His first award came in 1956 for his collection Some Trees which marked his initial forays into experimenting with the avant-garde. He wrote two more collections whilst in France, including Rivers and Mountains in 1966, and then returned to New York, becoming acquainted with the likes of Andy Warhol, and writing the Double Dream of Spring which brought him more recognition when it was published in 1970.
Whilst his earlier poems showed an adherence to poetic form, his later verse became increasingly experimental, challenging the norms of language whilst dealing with the intricate workings of the human mind.

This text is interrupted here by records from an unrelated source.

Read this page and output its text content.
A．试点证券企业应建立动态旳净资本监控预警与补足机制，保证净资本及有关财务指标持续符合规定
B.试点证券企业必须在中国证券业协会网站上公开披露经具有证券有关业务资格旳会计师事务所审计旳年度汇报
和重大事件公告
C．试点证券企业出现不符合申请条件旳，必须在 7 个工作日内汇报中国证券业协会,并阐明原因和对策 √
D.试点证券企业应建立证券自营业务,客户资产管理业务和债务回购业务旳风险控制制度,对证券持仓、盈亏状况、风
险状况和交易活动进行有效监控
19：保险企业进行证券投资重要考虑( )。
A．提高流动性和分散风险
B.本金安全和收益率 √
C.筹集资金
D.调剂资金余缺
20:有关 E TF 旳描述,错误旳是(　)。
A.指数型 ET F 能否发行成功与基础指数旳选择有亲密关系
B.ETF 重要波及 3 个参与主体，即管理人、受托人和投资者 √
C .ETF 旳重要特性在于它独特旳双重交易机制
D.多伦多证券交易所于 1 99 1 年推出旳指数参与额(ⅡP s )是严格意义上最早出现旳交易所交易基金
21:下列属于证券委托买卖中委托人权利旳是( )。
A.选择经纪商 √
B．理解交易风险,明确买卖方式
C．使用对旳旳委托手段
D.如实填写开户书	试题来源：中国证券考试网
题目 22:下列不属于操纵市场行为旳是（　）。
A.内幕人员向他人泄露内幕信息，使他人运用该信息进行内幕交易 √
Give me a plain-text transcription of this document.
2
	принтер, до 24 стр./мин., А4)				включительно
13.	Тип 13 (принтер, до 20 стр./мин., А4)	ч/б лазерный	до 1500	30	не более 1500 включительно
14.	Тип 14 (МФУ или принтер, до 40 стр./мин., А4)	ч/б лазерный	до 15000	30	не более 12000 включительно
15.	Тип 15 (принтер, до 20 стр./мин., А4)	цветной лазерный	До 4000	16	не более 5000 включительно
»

Through the 70s he came to be seen as one of America’s more influential poets and in 1975 he produced Self Portrait in a Convex Mirror which won him the Pulitzer Prize and several other awards.
Like many poets in America at the time, Ashbery’s verse had been influenced by painters particularly the abstract expressionists and his work as an art critic may well have helped form his uniquely experimental style.
At times difficult to read, his poetry has garnered many imitators and critics over the years as it attempts to reflect the multifaceted nature of life itself. He doesn’t believe in poetry that flows along neat lines because life is disjointed and this has often led to criticism that his poems are garbled and disjointed.
Since he published his Pulitzer Prize winning Portrait in a Convex Mirror, Ashbery has produced no fewer than 18 books that have confused, confounded and delighted critics. In later years, he has turned his attention to the notion of aging and death with works such as Girls on the Run and A Worldly Country and he has been compared to Walt Whitman on numerous occasions. Each of his poems contains a diverse range of images, tones, and sounds, veering this way and that as the mind does. An example of this style is one of his most well-known works, Paradoxes and Oxymorons, which explores the relationship between culture and identity.
Between 2001 and 2003, Ashbery became Poet Laureate for New York State and his latest work, Quick Question appeared in 2012. Now approaching his 90s, he divides his time between New York and Hudson and still lives with his partner David Kermani.